Cet homme qui avait fait de la modestie un exercice
quotidien était profondément engagé envers les destinées de
sa patrie. Fidèle défenseur des valeurs du socialisme, de la
Révolution et de ses leaders historiques, Corrieri n’a
jamais cessé de faire valoir et de partager ses convictions
ni de se consacrer pleinement aux tâches qui lui ont été
confiées.
Sur les planches, ce Havanais né le 2 mars 1938 a laissé
derrière lui une véritable légende. Très tôt attiré par le
théâtre, il s’inscrivit au Théâtre universitaire et débuta
à l’âge de 16 ans dans la pièce du Brésilien Joracy Camargo,
Le petit-fils de Dieu.
Fondateur du Théâtre Estudio aux côtés de Raquel et de
Vicente Revuelta, il participa à la première mise en scène
de la pièce d’Eugene O’ Neill, Long voyage vers la nuit.

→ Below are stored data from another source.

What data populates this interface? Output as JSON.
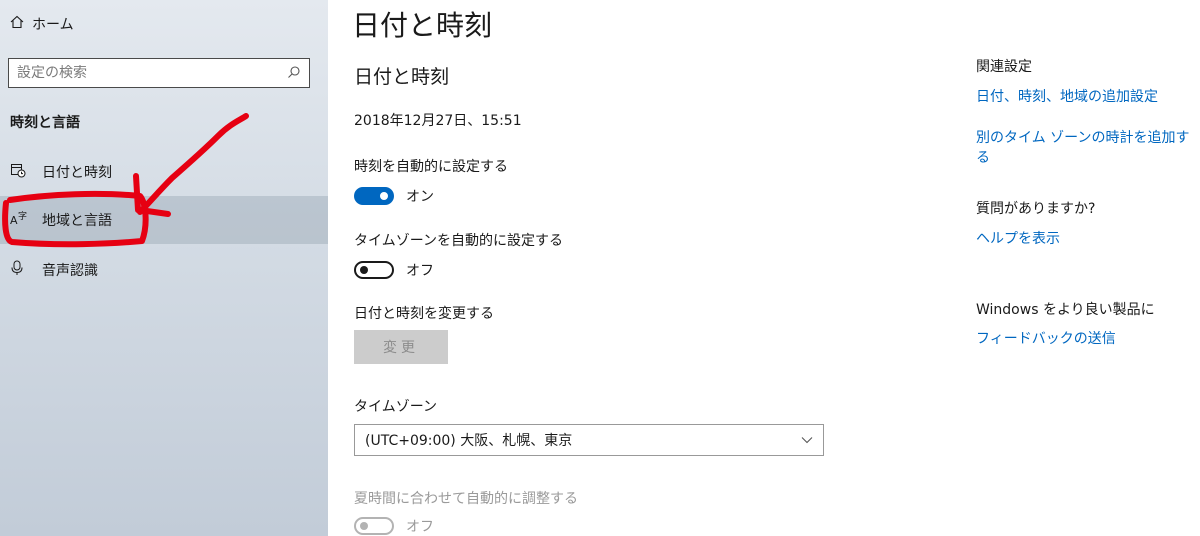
{
  "sidebar": {
    "home_label": "ホーム",
    "search_placeholder": "設定の検索",
    "section_heading": "時刻と言語",
    "items": [
      {
        "label": "日付と時刻",
        "icon": "calendar-clock-icon"
      },
      {
        "label": "地域と言語",
        "icon": "language-icon",
        "selected": true
      },
      {
        "label": "音声認識",
        "icon": "microphone-icon"
      }
    ]
  },
  "main": {
    "page_title": "日付と時刻",
    "section_title": "日付と時刻",
    "current_datetime": "2018年12月27日、15:51",
    "auto_time": {
      "label": "時刻を自動的に設定する",
      "state": "オン"
    },
    "auto_timezone": {
      "label": "タイムゾーンを自動的に設定する",
      "state": "オフ"
    },
    "change_datetime": {
      "label": "日付と時刻を変更する",
      "button": "変更"
    },
    "timezone": {
      "label": "タイムゾーン",
      "value": "(UTC+09:00) 大阪、札幌、東京"
    },
    "dst": {
      "label": "夏時間に合わせて自動的に調整する",
      "state": "オフ"
    }
  },
  "related": {
    "heading": "関連設定",
    "link1": "日付、時刻、地域の追加設定",
    "link2": "別のタイム ゾーンの時計を追加する",
    "question_heading": "質問がありますか?",
    "help_link": "ヘルプを表示",
    "feedback_heading": "Windows をより良い製品に",
    "feedback_link": "フィードバックの送信"
  },
  "colors": {
    "accent": "#0067c0",
    "annotation": "#e60012"
  }
}
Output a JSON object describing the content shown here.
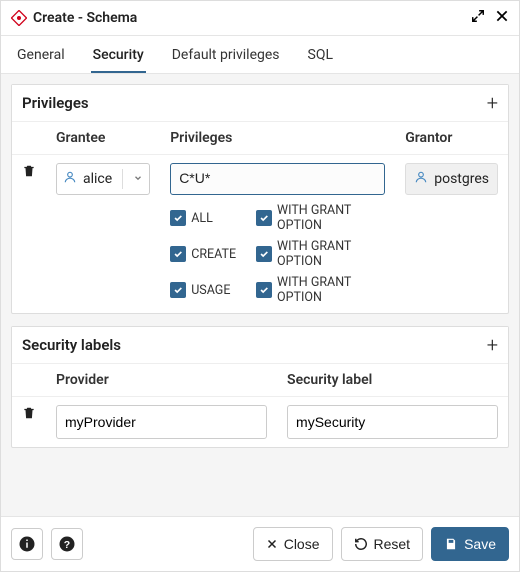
{
  "title": "Create - Schema",
  "tabs": [
    "General",
    "Security",
    "Default privileges",
    "SQL"
  ],
  "active_tab": "Security",
  "privileges": {
    "title": "Privileges",
    "columns": [
      "Grantee",
      "Privileges",
      "Grantor"
    ],
    "rows": [
      {
        "grantee": "alice",
        "priv_string": "C*U*",
        "grantor": "postgres"
      }
    ],
    "checks": [
      {
        "left": "ALL",
        "left_checked": true,
        "right": "WITH GRANT OPTION",
        "right_checked": true
      },
      {
        "left": "CREATE",
        "left_checked": true,
        "right": "WITH GRANT OPTION",
        "right_checked": true
      },
      {
        "left": "USAGE",
        "left_checked": true,
        "right": "WITH GRANT OPTION",
        "right_checked": true
      }
    ]
  },
  "security_labels": {
    "title": "Security labels",
    "columns": [
      "Provider",
      "Security label"
    ],
    "rows": [
      {
        "provider": "myProvider",
        "label": "mySecurity"
      }
    ]
  },
  "footer": {
    "close": "Close",
    "reset": "Reset",
    "save": "Save"
  },
  "colors": {
    "accent": "#326690",
    "icon_user": "#4a8bc2",
    "panel_bg": "#f5f5f5"
  }
}
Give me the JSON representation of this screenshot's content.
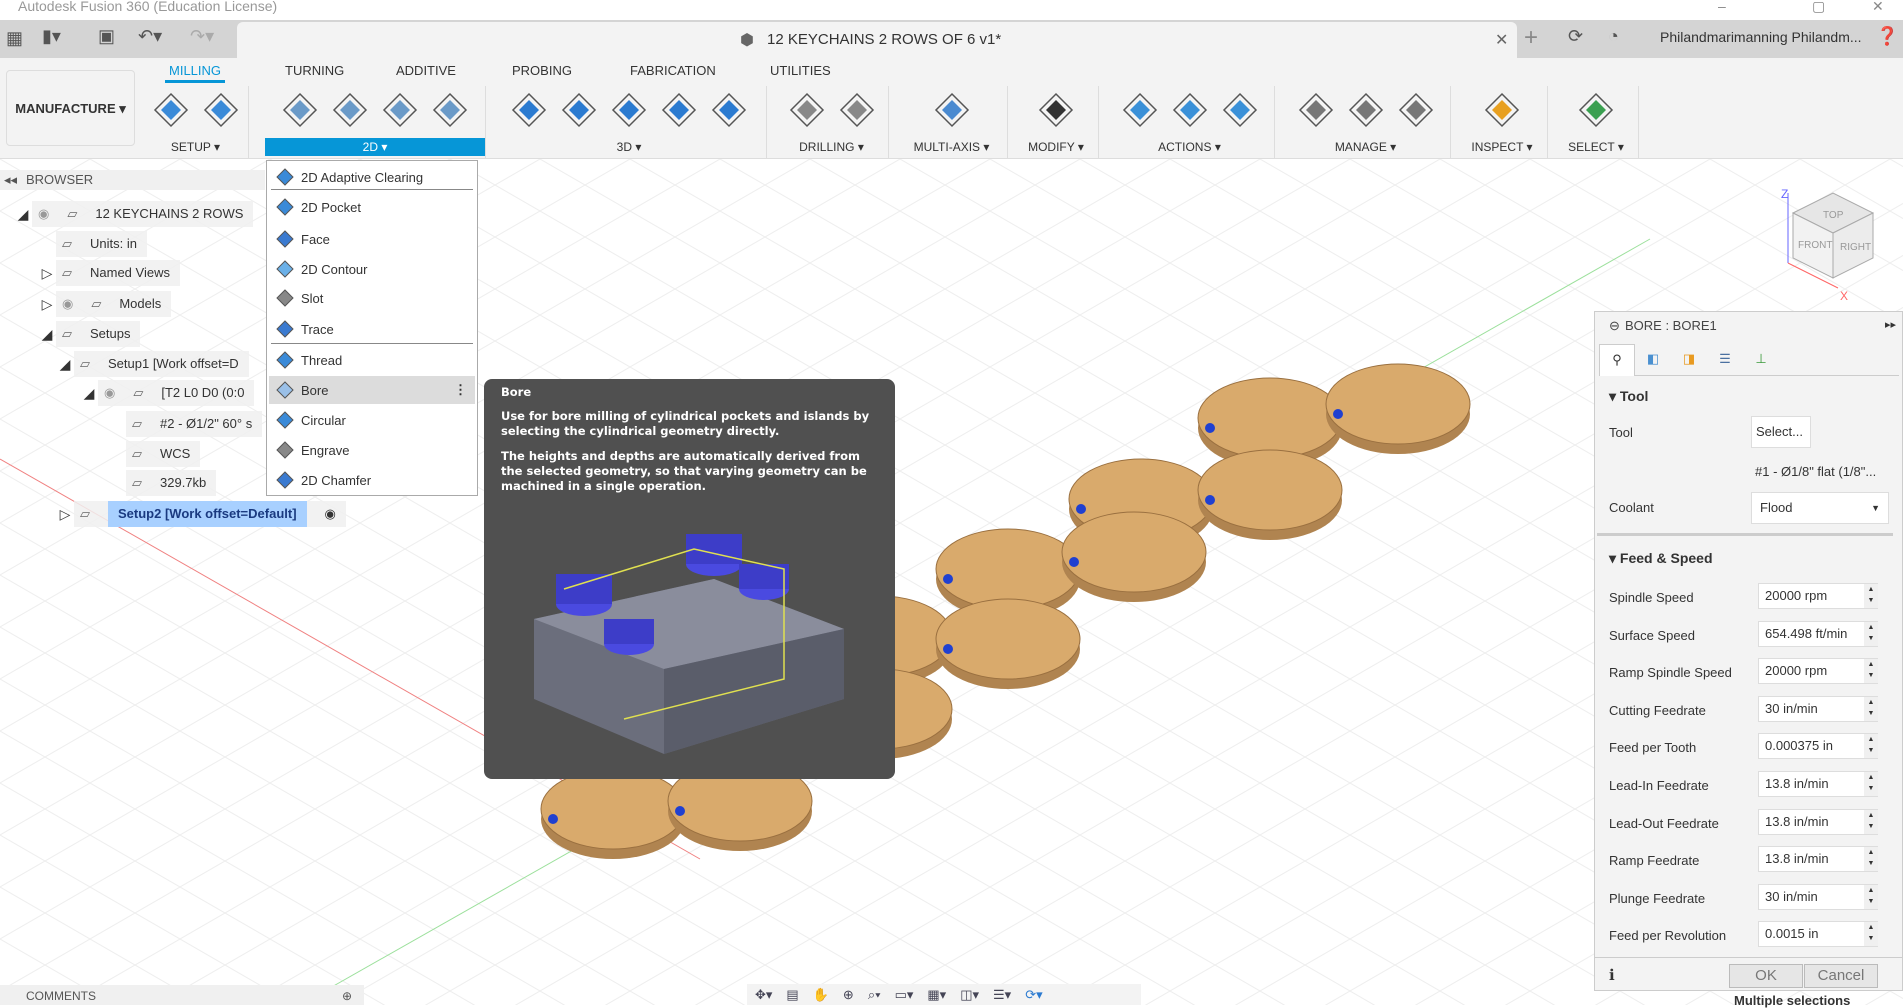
{
  "app_title": "Autodesk Fusion 360 (Education License)",
  "document_title": "12 KEYCHAINS 2 ROWS OF 6 v1*",
  "user_name": "Philandmarimanning Philandm...",
  "workspace": "MANUFACTURE",
  "ribbon_tabs": [
    "MILLING",
    "TURNING",
    "ADDITIVE",
    "PROBING",
    "FABRICATION",
    "UTILITIES"
  ],
  "active_tab": "MILLING",
  "ribbon_groups": [
    {
      "label": "SETUP ▾",
      "icons": [
        "new-folder-icon",
        "nc-program-icon"
      ]
    },
    {
      "label": "2D ▾",
      "icons": [
        "2d-adaptive-icon",
        "2d-pocket-icon",
        "2d-contour-icon",
        "engrave-icon"
      ]
    },
    {
      "label": "3D ▾",
      "icons": [
        "3d-adaptive-icon",
        "3d-pocket-icon",
        "parallel-icon",
        "contour-3d-icon",
        "scallop-icon"
      ]
    },
    {
      "label": "DRILLING ▾",
      "icons": [
        "drill-icon",
        "hole-recognition-icon"
      ]
    },
    {
      "label": "MULTI-AXIS ▾",
      "icons": [
        "swarf-icon"
      ]
    },
    {
      "label": "MODIFY ▾",
      "icons": [
        "scissors-icon"
      ]
    },
    {
      "label": "ACTIONS ▾",
      "icons": [
        "simulate-icon",
        "post-process-icon",
        "setup-sheet-icon"
      ]
    },
    {
      "label": "MANAGE ▾",
      "icons": [
        "tool-library-icon",
        "machine-library-icon",
        "task-manager-icon"
      ]
    },
    {
      "label": "INSPECT ▾",
      "icons": [
        "measure-icon"
      ]
    },
    {
      "label": "SELECT ▾",
      "icons": [
        "select-icon"
      ]
    }
  ],
  "browser": {
    "title": "BROWSER",
    "items": [
      {
        "label": "12 KEYCHAINS 2 ROWS",
        "icon": "component-icon"
      },
      {
        "label": "Units: in",
        "icon": "document-units-icon"
      },
      {
        "label": "Named Views",
        "icon": "folder-icon"
      },
      {
        "label": "Models",
        "icon": "component-icon"
      },
      {
        "label": "Setups",
        "icon": "folder-open-icon"
      },
      {
        "label": "Setup1 [Work offset=D",
        "icon": "folder-open-icon"
      },
      {
        "label": "[T2 L0 D0 (0:0",
        "icon": "engrave-icon"
      },
      {
        "label": "#2 - Ø1/2\" 60° s",
        "icon": "tool-icon"
      },
      {
        "label": "WCS",
        "icon": "wcs-icon"
      },
      {
        "label": "329.7kb",
        "icon": "size-icon"
      },
      {
        "label": "Setup2 [Work offset=Default]",
        "icon": "folder-open-icon"
      }
    ]
  },
  "menu_2d": {
    "items": [
      "2D Adaptive Clearing",
      "2D Pocket",
      "Face",
      "2D Contour",
      "Slot",
      "Trace",
      "Thread",
      "Bore",
      "Circular",
      "Engrave",
      "2D Chamfer"
    ],
    "hovered": "Bore"
  },
  "tooltip": {
    "title": "Bore",
    "p1": "Use for bore milling of cylindrical pockets and islands by selecting the cylindrical geometry directly.",
    "p2": "The heights and depths are automatically derived from the selected geometry, so that varying geometry can be machined in a single operation."
  },
  "panel": {
    "title": "BORE : BORE1",
    "tool_section": "Tool",
    "tool_label": "Tool",
    "tool_button": "Select...",
    "tool_name": "#1 - Ø1/8\" flat (1/8\"...",
    "coolant_label": "Coolant",
    "coolant_value": "Flood",
    "feed_section": "Feed & Speed",
    "fields": [
      {
        "label": "Spindle Speed",
        "value": "20000 rpm"
      },
      {
        "label": "Surface Speed",
        "value": "654.498 ft/min"
      },
      {
        "label": "Ramp Spindle Speed",
        "value": "20000 rpm"
      },
      {
        "label": "Cutting Feedrate",
        "value": "30 in/min"
      },
      {
        "label": "Feed per Tooth",
        "value": "0.000375 in"
      },
      {
        "label": "Lead-In Feedrate",
        "value": "13.8 in/min"
      },
      {
        "label": "Lead-Out Feedrate",
        "value": "13.8 in/min"
      },
      {
        "label": "Ramp Feedrate",
        "value": "13.8 in/min"
      },
      {
        "label": "Plunge Feedrate",
        "value": "30 in/min"
      },
      {
        "label": "Feed per Revolution",
        "value": "0.0015 in"
      }
    ],
    "ok": "OK",
    "cancel": "Cancel",
    "status": "Multiple selections"
  },
  "comments": "COMMENTS",
  "viewcube": {
    "top": "TOP",
    "front": "FRONT",
    "right": "RIGHT",
    "z": "Z",
    "x": "X"
  },
  "colors": {
    "accent": "#0696d7",
    "tooltip_bg": "#505050",
    "keychain": "#d9aa6c",
    "selection": "#a8d0ff"
  }
}
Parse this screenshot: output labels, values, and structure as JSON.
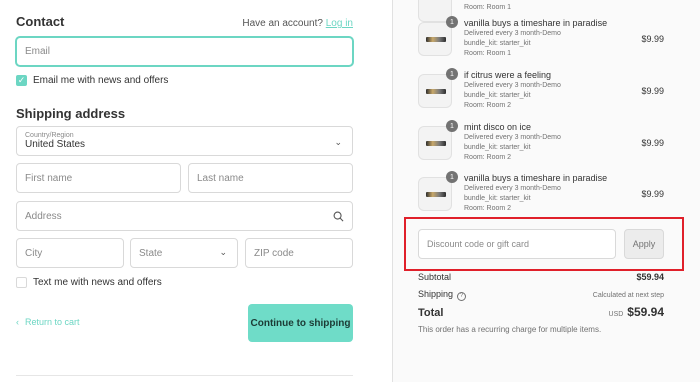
{
  "contact": {
    "heading": "Contact",
    "have_account": "Have an account?",
    "login_link": "Log in",
    "email_placeholder": "Email",
    "email_opt_in": "Email me with news and offers",
    "email_opt_in_checked": true
  },
  "shipping": {
    "heading": "Shipping address",
    "country_label": "Country/Region",
    "country_value": "United States",
    "first_name_placeholder": "First name",
    "last_name_placeholder": "Last name",
    "address_placeholder": "Address",
    "city_placeholder": "City",
    "state_placeholder": "State",
    "zip_placeholder": "ZIP code",
    "sms_opt_in": "Text me with news and offers",
    "sms_opt_in_checked": false
  },
  "nav": {
    "return_label": "Return to cart",
    "continue_label": "Continue to shipping"
  },
  "order": {
    "top_partial_room": "Room: Room 1",
    "items": [
      {
        "qty": "1",
        "name": "vanilla buys a timeshare in paradise",
        "delivery": "Delivered every 3 month-Demo",
        "bundle": "bundle_kit: starter_kit",
        "room": "Room: Room 1",
        "price": "$9.99"
      },
      {
        "qty": "1",
        "name": "if citrus were a feeling",
        "delivery": "Delivered every 3 month-Demo",
        "bundle": "bundle_kit: starter_kit",
        "room": "Room: Room 2",
        "price": "$9.99"
      },
      {
        "qty": "1",
        "name": "mint disco on ice",
        "delivery": "Delivered every 3 month-Demo",
        "bundle": "bundle_kit: starter_kit",
        "room": "Room: Room 2",
        "price": "$9.99"
      },
      {
        "qty": "1",
        "name": "vanilla buys a timeshare in paradise",
        "delivery": "Delivered every 3 month-Demo",
        "bundle": "bundle_kit: starter_kit",
        "room": "Room: Room 2",
        "price": "$9.99"
      }
    ],
    "discount_placeholder": "Discount code or gift card",
    "apply_label": "Apply",
    "subtotal_label": "Subtotal",
    "subtotal_value": "$59.94",
    "shipping_label": "Shipping",
    "shipping_value": "Calculated at next step",
    "total_label": "Total",
    "currency": "USD",
    "total_value": "$59.94",
    "recurring_note": "This order has a recurring charge for multiple items."
  },
  "colors": {
    "accent": "#6cd6c3",
    "highlight_box": "#e0202a"
  }
}
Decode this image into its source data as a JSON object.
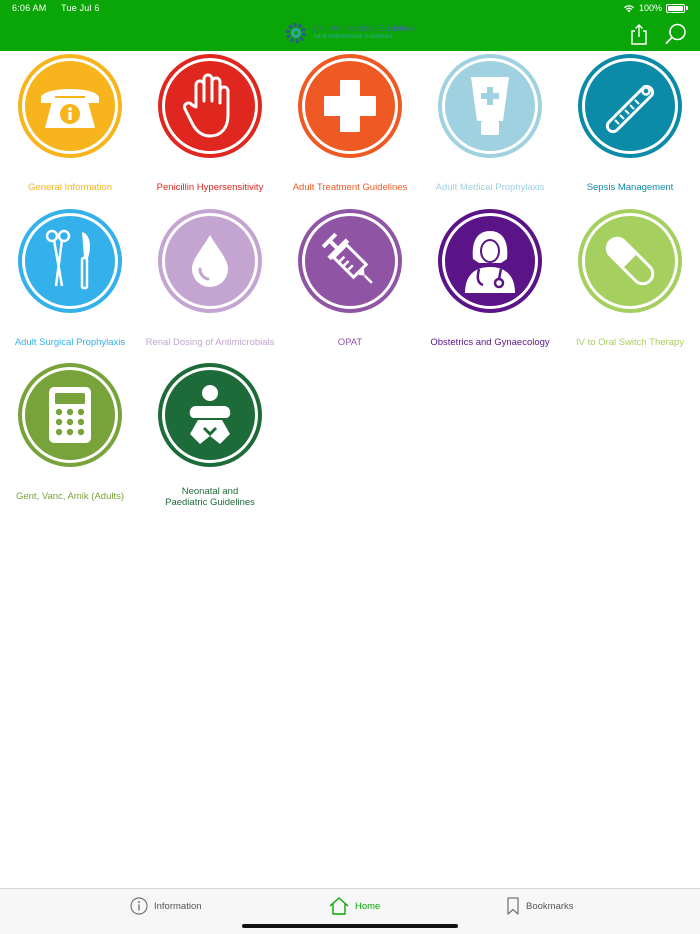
{
  "status": {
    "time": "6:06 AM",
    "date": "Tue Jul 6",
    "battery": "100%"
  },
  "header": {
    "logo_title": "UHL Antimicrobial Guidelines",
    "logo_subtitle": "Adult Antimicrobial Guidelines",
    "bg_color": "#0aa507"
  },
  "tiles": [
    {
      "label": "General Information",
      "color": "#f7b41c",
      "icon": "telephone-info-icon"
    },
    {
      "label": "Penicillin Hypersensitivity",
      "color": "#e0271f",
      "icon": "stop-hand-icon"
    },
    {
      "label": "Adult Treatment Guidelines",
      "color": "#ef5a24",
      "icon": "medical-cross-icon"
    },
    {
      "label": "Adult Medical Prophylaxis",
      "color": "#9fd1e0",
      "icon": "ointment-tube-icon"
    },
    {
      "label": "Sepsis Management",
      "color": "#0b8ba8",
      "icon": "thermometer-icon"
    },
    {
      "label": "Adult Surgical Prophylaxis",
      "color": "#34b0ea",
      "icon": "surgical-tools-icon"
    },
    {
      "label": "Renal Dosing of Antimicrobials",
      "color": "#c4a5d2",
      "icon": "water-drop-icon"
    },
    {
      "label": "OPAT",
      "color": "#8f55a4",
      "icon": "syringe-icon"
    },
    {
      "label": "Obstetrics and Gynaecology",
      "color": "#5b1388",
      "icon": "female-doctor-icon"
    },
    {
      "label": "IV to Oral Switch Therapy",
      "color": "#a5cf5f",
      "icon": "capsule-icon"
    },
    {
      "label": "Gent, Vanc, Amik (Adults)",
      "color": "#77a33a",
      "icon": "calculator-icon"
    },
    {
      "label": "Neonatal and Paediatric Guidelines",
      "label_line1": "Neonatal and",
      "label_line2": "Paediatric Guidelines",
      "color": "#1e6b3a",
      "icon": "baby-icon"
    }
  ],
  "tabbar": {
    "items": [
      {
        "label": "Information",
        "icon": "info-icon"
      },
      {
        "label": "Home",
        "icon": "home-icon",
        "active": true
      },
      {
        "label": "Bookmarks",
        "icon": "bookmark-icon"
      }
    ],
    "active_color": "#0aa507"
  }
}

On l’a vu incarner les personnages les plus divers et les
plus exigeants des œuvres de Miller et Tchékhov, de Lope de
Vega et d’Albee, de Brecht et de Schnitzler, de Dragun et de
Maïakovski, puis se tourner vers la mise en scène avec un
égal talent : on se rappelle encore la première mondiale, en
1964, de Contigo pan y cebolla, la célèbre comédie
d’Hector Quintero.
Mais dès cette époque Sergio n’était pas seulement un homme
de théâtre. « La Révolution avait changé nos vies, dit-il
dans une interview, et ouvrait de nouvelles perspectives à
la culture cubaine. Nous estimions qu’il fallait faire de
l’art avec la Révolution et pour la Révolution, un art de
hautes valeurs, et être en même temps un citoyen et un
soldat. »
Ces idées l’amenèrent à se lancer en 1968 dans une
expérience inédite : le groupe Teatro Escambray, qu’il fonde
dans une chaîne montagneuse du centre de l’île avec sa mère,
Gilda Hernandez, une des femmes de théâtre les plus
enthousiastes de son temps. Sur cette époque il a laissé ce
commentaire : « Nous ne cherchions pas un répertoire avec
des œuvres universellement connues et très belles. Il ne
s’agissait pas pour nous d’apporter aux gens des montagnes
ce type de bagage culturel mais plutôt de leur fournir des
éléments de jugement pour qu’ils comprennent mieux leur
réalité et deviennent ainsi capables d’agir sur elle. »
C’était sans nul doute un geste surprenant de la part de
quelqu’un qui était déjà tenu pour un des meilleurs acteurs
du pays, ayant déjà incarné le protagoniste de Mémoires
du sous-développement, ce classique du cinéma cubain dû
à Tomas Gutierrez Alea.
Son travail à la tête du Teatro Escambray, dans une région
marquée par des transformations socio-économiques profondes
et où, à peine quelques années auparavant, la
contre-révolution avait tenté de planter ses griffes, mit en
évidence non seulement la maturité de ses conceptions
esthétiques mais aussi ses qualités de cadre
révolutionnaire.
Metteur en scène et acteur de pièces mémorables telles que
Ramona, Le Procès et Les fiancés, il
revenait aussi au grand écran pour interpréter le rôle
d’Alberto Delgado dans L’homme de Maisinicu, de
Manolo Pérez, et faisait en outre une irruption inoubliable
sur le petit écran, où il incarna le double personnage de
Fernando / David dans le feuilleton d’espionnage En
silencio ha tenido que ser. En même temps, sa stature
politique s’affirmait dans l’Escambray, auprès des habitants
de la région. C’est ainsi qu’il fut délégué au Premier
Congrès du Parti communiste de Cuba,devint membre de son
Comité central dès 1980, fut élu député dès la première
législature de l’Assemblée nationale du Pouvoir populaire.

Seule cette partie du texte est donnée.